Note: By now, you should be getting the idea that every JAXP application starts in pretty much the same way. You're right! Save this version of the file as a template. You'll use it later on as the basis for XSLT transformation application.

Run the Program

Throughout most of the DOM tutorial, you'll use the sample slide shows you saw in the Chapter 5. In particular, you'll use slideSample01.xml, a simple XML file with nothing much in it, and slideSample10.xml, a more complex example that includes a DTD, processing instructions, entity references, and a CDATA section.

For instructions on how to compile and run your program, see Compiling and Running the Program from Chapter 5. Substitute DomEcho for Echo as the name of the program, and you're ready to roll.

For now, just run the program on slideSample01.xml. If it runs without error, you have successfully parsed an XML document and constructed a DOM. Congratulations!

Note: You'll have to take my word for it, for the moment, because at this point you don't have any way to display the results. But that feature is coming shortly...

Additional Information

Now that you have successfully read in a DOM, there are one or two more things you need to know in order to use DocumentBuilder effectively. You need to know about:

Configuring the Factory

By default, the factory returns a nonvalidating parser that knows nothing about namespaces. To get a validating parser, or one that understands namespaces (or both), you configure the factory to set either or both of those options using following highlighted commands:

public static void main(String argv[])
{
  if (argv.length != 1) {
    ...
  }
  DocumentBuilderFactory factory =
    DocumentBuilderFactory.newInstance();
  factory.setValidating(true);
  factory.setNamespaceAware(true);
  try {
    ...

Note: JAXP-conformant parsers are not required to support all combinations of those options, even though the reference parser does. If you specify an invalid combination of options, the factory generates a ParserConfigurationException when you attempt to obtain a parser instance.

You'll learn more about how to use namespaces in Validating with XML Schema. To complete this section, though, you'll want to learn something about handling validation errors.

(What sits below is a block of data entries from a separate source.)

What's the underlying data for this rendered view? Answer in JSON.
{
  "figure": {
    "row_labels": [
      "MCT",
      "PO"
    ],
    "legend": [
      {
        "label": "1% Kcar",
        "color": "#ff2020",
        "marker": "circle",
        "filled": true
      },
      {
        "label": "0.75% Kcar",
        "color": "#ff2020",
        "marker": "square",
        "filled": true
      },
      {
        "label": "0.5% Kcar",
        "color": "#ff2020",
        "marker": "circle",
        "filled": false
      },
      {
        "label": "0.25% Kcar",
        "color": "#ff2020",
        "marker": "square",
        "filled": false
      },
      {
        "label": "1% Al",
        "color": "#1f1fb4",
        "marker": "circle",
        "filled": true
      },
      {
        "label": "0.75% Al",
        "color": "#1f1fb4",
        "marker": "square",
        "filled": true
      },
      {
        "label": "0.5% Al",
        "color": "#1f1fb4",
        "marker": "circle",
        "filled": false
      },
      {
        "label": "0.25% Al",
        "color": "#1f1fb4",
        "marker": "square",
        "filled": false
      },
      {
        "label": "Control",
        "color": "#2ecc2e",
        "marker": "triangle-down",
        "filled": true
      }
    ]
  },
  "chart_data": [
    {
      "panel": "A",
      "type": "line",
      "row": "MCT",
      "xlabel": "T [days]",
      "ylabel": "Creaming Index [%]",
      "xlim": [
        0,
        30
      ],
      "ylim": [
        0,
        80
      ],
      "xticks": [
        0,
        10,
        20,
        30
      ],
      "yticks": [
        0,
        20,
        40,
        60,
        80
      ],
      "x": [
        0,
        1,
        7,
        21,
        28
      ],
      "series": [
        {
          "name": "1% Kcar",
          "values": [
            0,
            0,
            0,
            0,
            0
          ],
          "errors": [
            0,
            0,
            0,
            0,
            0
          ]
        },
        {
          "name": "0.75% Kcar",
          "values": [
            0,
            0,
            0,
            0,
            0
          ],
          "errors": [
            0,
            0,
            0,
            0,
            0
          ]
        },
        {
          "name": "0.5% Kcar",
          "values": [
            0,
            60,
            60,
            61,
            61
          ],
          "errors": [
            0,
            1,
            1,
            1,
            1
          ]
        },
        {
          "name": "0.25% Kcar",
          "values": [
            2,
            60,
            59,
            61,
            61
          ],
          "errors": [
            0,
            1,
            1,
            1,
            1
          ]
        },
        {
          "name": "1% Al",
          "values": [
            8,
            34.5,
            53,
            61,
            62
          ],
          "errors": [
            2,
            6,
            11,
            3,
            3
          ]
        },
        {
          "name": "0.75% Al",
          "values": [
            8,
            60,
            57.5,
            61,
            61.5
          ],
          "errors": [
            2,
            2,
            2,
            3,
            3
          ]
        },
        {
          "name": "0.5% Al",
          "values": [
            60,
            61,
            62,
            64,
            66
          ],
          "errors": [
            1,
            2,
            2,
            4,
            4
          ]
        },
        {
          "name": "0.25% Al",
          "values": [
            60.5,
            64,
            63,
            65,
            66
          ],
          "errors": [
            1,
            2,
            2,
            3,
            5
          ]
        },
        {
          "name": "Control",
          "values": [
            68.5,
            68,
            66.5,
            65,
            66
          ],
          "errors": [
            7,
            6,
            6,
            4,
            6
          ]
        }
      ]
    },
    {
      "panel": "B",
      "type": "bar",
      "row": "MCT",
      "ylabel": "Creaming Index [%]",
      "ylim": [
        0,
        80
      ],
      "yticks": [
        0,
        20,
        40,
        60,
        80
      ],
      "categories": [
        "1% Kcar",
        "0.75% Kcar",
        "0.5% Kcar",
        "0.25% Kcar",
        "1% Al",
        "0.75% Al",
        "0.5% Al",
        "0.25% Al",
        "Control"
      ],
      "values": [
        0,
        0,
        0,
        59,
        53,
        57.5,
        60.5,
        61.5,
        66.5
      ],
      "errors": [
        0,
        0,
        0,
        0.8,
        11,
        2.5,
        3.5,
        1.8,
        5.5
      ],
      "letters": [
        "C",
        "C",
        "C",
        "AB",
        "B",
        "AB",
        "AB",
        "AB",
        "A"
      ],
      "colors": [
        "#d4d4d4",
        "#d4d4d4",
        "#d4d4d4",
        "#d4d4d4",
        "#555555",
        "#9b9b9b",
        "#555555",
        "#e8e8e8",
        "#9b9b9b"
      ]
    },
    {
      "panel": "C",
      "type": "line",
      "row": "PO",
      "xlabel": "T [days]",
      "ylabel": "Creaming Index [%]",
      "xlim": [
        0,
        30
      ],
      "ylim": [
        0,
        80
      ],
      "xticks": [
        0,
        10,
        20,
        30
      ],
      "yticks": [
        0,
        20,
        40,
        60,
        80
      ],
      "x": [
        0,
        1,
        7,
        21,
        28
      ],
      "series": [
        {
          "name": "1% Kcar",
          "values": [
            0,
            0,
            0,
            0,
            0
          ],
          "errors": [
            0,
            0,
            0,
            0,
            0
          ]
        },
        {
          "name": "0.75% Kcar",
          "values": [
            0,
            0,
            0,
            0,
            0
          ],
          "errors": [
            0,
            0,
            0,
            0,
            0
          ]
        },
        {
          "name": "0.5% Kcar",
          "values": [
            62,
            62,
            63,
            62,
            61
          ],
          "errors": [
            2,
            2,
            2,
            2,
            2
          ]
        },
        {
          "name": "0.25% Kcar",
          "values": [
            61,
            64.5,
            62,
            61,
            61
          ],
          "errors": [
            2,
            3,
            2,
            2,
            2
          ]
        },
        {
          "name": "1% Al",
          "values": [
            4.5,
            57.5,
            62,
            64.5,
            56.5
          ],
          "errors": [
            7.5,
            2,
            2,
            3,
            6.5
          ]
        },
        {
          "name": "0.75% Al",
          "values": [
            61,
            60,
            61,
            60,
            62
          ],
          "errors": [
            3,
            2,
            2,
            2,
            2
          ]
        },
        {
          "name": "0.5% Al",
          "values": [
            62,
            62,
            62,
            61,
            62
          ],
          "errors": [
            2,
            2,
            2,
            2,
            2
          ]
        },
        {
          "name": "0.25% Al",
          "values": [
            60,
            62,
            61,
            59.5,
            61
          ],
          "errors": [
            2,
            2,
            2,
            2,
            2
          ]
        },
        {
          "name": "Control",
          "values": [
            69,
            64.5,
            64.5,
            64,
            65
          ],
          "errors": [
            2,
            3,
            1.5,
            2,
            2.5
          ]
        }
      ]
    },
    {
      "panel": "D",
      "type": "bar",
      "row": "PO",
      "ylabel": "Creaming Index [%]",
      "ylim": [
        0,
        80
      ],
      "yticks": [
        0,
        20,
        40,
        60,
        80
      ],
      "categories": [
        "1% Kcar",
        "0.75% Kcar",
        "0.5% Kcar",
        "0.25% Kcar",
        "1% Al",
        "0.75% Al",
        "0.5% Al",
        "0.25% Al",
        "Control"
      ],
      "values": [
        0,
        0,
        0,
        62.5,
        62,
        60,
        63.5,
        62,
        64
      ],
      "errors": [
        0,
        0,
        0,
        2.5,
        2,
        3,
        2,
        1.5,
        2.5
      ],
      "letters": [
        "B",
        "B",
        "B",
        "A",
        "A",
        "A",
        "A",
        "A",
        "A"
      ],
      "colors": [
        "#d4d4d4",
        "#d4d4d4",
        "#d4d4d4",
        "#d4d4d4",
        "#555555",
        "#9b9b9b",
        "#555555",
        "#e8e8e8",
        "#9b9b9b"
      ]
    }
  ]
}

Handling Validation Errors

Remember when you were wading through the SAX tutorial in Chapter 5, and all you really wanted to do was construct a DOM? Well, now that information begins to pay off.

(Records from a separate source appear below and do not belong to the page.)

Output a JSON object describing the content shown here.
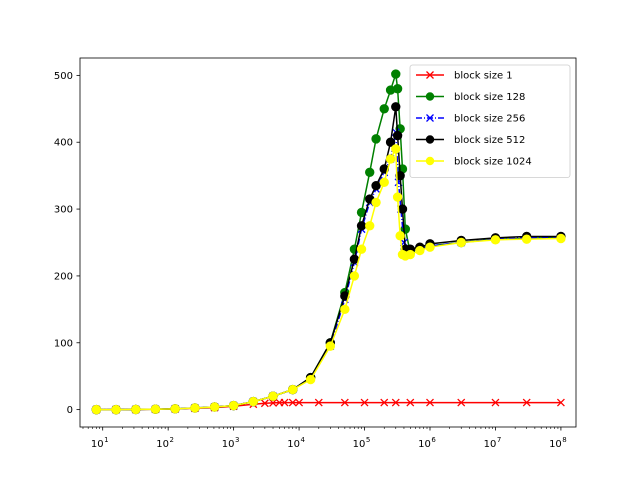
{
  "chart_data": {
    "type": "line",
    "title": "",
    "xlabel": "",
    "ylabel": "",
    "xscale": "log",
    "xlim": [
      4.5,
      170000000
    ],
    "ylim": [
      -26,
      526
    ],
    "grid": false,
    "legend_position": "top-right",
    "x_ticks": [
      {
        "value": 10,
        "base": "10",
        "exp": "1"
      },
      {
        "value": 100,
        "base": "10",
        "exp": "2"
      },
      {
        "value": 1000,
        "base": "10",
        "exp": "3"
      },
      {
        "value": 10000,
        "base": "10",
        "exp": "4"
      },
      {
        "value": 100000,
        "base": "10",
        "exp": "5"
      },
      {
        "value": 1000000,
        "base": "10",
        "exp": "6"
      },
      {
        "value": 10000000,
        "base": "10",
        "exp": "7"
      },
      {
        "value": 100000000,
        "base": "10",
        "exp": "8"
      }
    ],
    "y_ticks": [
      0,
      100,
      200,
      300,
      400,
      500
    ],
    "series": [
      {
        "name": "block size 1",
        "color": "#ff0000",
        "marker": "x",
        "linestyle": "solid",
        "x": [
          8,
          16,
          32,
          64,
          128,
          256,
          512,
          1000,
          2000,
          3000,
          4000,
          5000,
          6000,
          8000,
          10000,
          20000,
          50000,
          100000,
          200000,
          300000,
          500000,
          1000000,
          3000000,
          10000000,
          30000000,
          100000000
        ],
        "y": [
          0,
          0,
          0.2,
          0.5,
          1,
          2,
          3,
          5,
          8,
          9.5,
          10,
          10.5,
          10.5,
          10.5,
          10.5,
          10.5,
          10.5,
          10.5,
          10.5,
          10.5,
          10.5,
          10.5,
          10.5,
          10.5,
          10.5,
          10.5
        ]
      },
      {
        "name": "block size 128",
        "color": "#008000",
        "marker": "o",
        "linestyle": "solid",
        "x": [
          8,
          16,
          32,
          64,
          128,
          256,
          512,
          1000,
          2000,
          4000,
          8000,
          15000,
          30000,
          50000,
          70000,
          90000,
          120000,
          150000,
          200000,
          250000,
          300000,
          320000,
          350000,
          380000,
          420000,
          500000,
          700000,
          1000000,
          3000000,
          10000000,
          30000000,
          100000000
        ],
        "y": [
          0,
          0,
          0.3,
          0.6,
          1.2,
          2.5,
          4,
          6,
          12,
          20,
          30,
          48,
          100,
          175,
          240,
          295,
          355,
          405,
          450,
          478,
          502,
          480,
          420,
          360,
          270,
          235,
          242,
          245,
          250,
          255,
          256,
          258
        ]
      },
      {
        "name": "block size 256",
        "color": "#0000ff",
        "marker": "x",
        "linestyle": "dashdot",
        "x": [
          8,
          16,
          32,
          64,
          128,
          256,
          512,
          1000,
          2000,
          4000,
          8000,
          15000,
          30000,
          50000,
          70000,
          90000,
          120000,
          150000,
          200000,
          250000,
          300000,
          330000,
          360000,
          400000,
          450000,
          600000,
          1000000,
          3000000,
          10000000,
          30000000,
          100000000
        ],
        "y": [
          0,
          0,
          0.3,
          0.6,
          1.2,
          2.5,
          4,
          6,
          12,
          20,
          30,
          47,
          95,
          165,
          220,
          270,
          310,
          330,
          355,
          375,
          415,
          340,
          300,
          250,
          238,
          240,
          245,
          250,
          255,
          257,
          258
        ]
      },
      {
        "name": "block size 512",
        "color": "#000000",
        "marker": "o",
        "linestyle": "solid",
        "x": [
          8,
          16,
          32,
          64,
          128,
          256,
          512,
          1000,
          2000,
          4000,
          8000,
          15000,
          30000,
          50000,
          70000,
          90000,
          120000,
          150000,
          200000,
          250000,
          300000,
          320000,
          350000,
          380000,
          420000,
          500000,
          700000,
          1000000,
          3000000,
          10000000,
          30000000,
          100000000
        ],
        "y": [
          0,
          0,
          0.3,
          0.6,
          1.2,
          2.5,
          4,
          6,
          12,
          20,
          30,
          48,
          100,
          170,
          225,
          275,
          315,
          335,
          360,
          400,
          453,
          410,
          350,
          300,
          240,
          240,
          243,
          248,
          253,
          257,
          259,
          259
        ]
      },
      {
        "name": "block size 1024",
        "color": "#ffff00",
        "marker": "o",
        "linestyle": "solid",
        "x": [
          8,
          16,
          32,
          64,
          128,
          256,
          512,
          1000,
          2000,
          4000,
          8000,
          15000,
          30000,
          50000,
          70000,
          90000,
          120000,
          150000,
          200000,
          250000,
          300000,
          320000,
          350000,
          380000,
          420000,
          500000,
          700000,
          1000000,
          3000000,
          10000000,
          30000000,
          100000000
        ],
        "y": [
          0,
          0,
          0.3,
          0.6,
          1.2,
          2.5,
          4,
          6,
          12,
          20,
          30,
          45,
          95,
          150,
          200,
          240,
          275,
          310,
          340,
          375,
          390,
          318,
          260,
          232,
          230,
          232,
          238,
          243,
          250,
          254,
          255,
          256
        ]
      }
    ]
  }
}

Recall that the default response to a validation error, as dictated by the SAX standard, is to do nothing. The JAXP standard requires throwing SAX exceptions, so you use exactly the same error-handling mechanisms as you use for a SAX application. In particular, you use the DocumentBuilder's setErrorHandler method to supply it with an object that implements the SAX ErrorHandler interface.

The following code uses an anonymous inner class to define that ErrorHandler. The highlighted code makes sure that validation errors generate an exception.

builder.setErrorHandler(
  new org.xml.sax.ErrorHandler() {
    // ignore fatal errors (an exception is guaranteed)
    public void fatalError(SAXParseException exception)
    throws SAXException {
    }
    // treat validation errors as fatal
    public void error(SAXParseException e)
    throws SAXParseException
    {
      throw e;
    }

     // dump warnings too
    public void warning(SAXParseException err)
    throws SAXParseException
    {
      System.out.println("** Warning"
        + ", line " + err.getLineNumber()
        + ", uri " + err.getSystemId());
      System.out.println("   " + err.getMessage());
    }
  
);

This code uses an anonymous inner class to generate an instance of an object that implements the ErrorHandler interface. It's "anonymous" because it has no class name. You can think of it as an "ErrorHandler" instance, although technically it's a no-name instance that implements the specified interface. The code is substantially the same as that described in Handling Errors with the Nonvalidating Parser. For a more complete background on validation issues, refer to Using the Validating Parser.

Looking Ahead

In the next section, you'll display the DOM structure in a JTree and begin to explore its structure. For example, you'll see what entity references and CDATA sections look like in the DOM. And perhaps most importantly, you'll see how text nodes (which contain the actual data) reside under element nodes in a DOM.